Sticks and stone may break my bones, but words will never hurt me. Bullshit. It’s bullshit, and we all know it.
I’m not meaning to insult myself, though. I’m just a forthright person. I deal in truth frankly. I’m just being honest. I’m just stating facts. I’m just observing reality. Bullshit.
When I dig to the next level of honesty, I am forced to admit that I speak these things to myself in a constant tape loop because if I say them first, no one else can beat me to the punch. Fuck you, I know I’m fat (lazy) (imperfect) (a failure)—what about it???
If I preemptively tell you what’s wrong with this piece of writing, before you start reading it—in writer’s workshop, we call this “ritual apologies”—then you can’t point it out to me. I already told you about all the inappropriate profanity, the stream-of-consciousness sort of self-awareness, the over-wordiness. I’ll make you have to work harder to find something to criticize. And that works for me.

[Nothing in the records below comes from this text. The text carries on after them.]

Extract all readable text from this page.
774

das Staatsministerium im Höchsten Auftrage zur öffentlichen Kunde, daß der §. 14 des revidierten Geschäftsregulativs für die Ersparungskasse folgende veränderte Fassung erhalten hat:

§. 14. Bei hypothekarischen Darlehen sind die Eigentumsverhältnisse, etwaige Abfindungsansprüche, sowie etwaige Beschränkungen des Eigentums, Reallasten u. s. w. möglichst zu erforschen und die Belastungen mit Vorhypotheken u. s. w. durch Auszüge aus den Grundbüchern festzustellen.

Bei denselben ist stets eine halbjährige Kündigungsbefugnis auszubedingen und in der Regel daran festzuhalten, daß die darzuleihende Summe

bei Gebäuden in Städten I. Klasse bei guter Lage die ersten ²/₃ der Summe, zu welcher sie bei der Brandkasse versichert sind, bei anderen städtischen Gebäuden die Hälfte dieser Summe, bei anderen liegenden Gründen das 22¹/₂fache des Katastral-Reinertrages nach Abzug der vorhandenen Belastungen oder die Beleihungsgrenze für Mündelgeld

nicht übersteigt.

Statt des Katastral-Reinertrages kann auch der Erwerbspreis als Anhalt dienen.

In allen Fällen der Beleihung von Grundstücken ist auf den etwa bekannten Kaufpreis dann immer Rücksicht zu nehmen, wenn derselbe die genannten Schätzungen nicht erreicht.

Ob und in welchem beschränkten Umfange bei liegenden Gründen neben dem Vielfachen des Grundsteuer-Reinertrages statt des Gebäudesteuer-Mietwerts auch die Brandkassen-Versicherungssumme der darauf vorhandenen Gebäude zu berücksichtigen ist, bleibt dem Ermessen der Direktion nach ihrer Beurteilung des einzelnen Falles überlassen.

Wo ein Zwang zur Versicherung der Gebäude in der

I’ve done this for as long as I can remember. I have a distinct memory of sitting in my bedroom, in my kid-sized wooden rocking chair—I must have been six—looking at my flattened thighs against the chair seat and thinking, “Oh, man, my legs are fat.” I was six. I wasn’t fat when I was six. I wasn’t fat when I was ten. I wasn’t fat when I was sixteen. But I thought I was. (I look back at pictures now and cry.) But I told myself I was.
Old habits die hard. Old habits that have been with me since my memories begin? Those die even harder.
Like any verbal abuse, though, the impact of these vicious words (I haven’t told you everything I say to myself, or even all of the topics I tend to cover) is cumulative, long term, and deep.
I have friends right now who are taking better care of me than I take of me. These are friends who believe that awareness is the first step to solving a problem. These friends regularly call me on my abusive behavior and language. “Do you hear yourself?” they ask. “Put down the emotional stick,” they insist.
And awareness is working. I’m catching myself more frequently, becoming aware more often of the incessant drone of dreck and blather playing in my head, language felt like a blow, the impact of which resounds and resonates throughout my entire body.
My friends are teaching me to be a better friend…to myself. This is, too, the impact of words.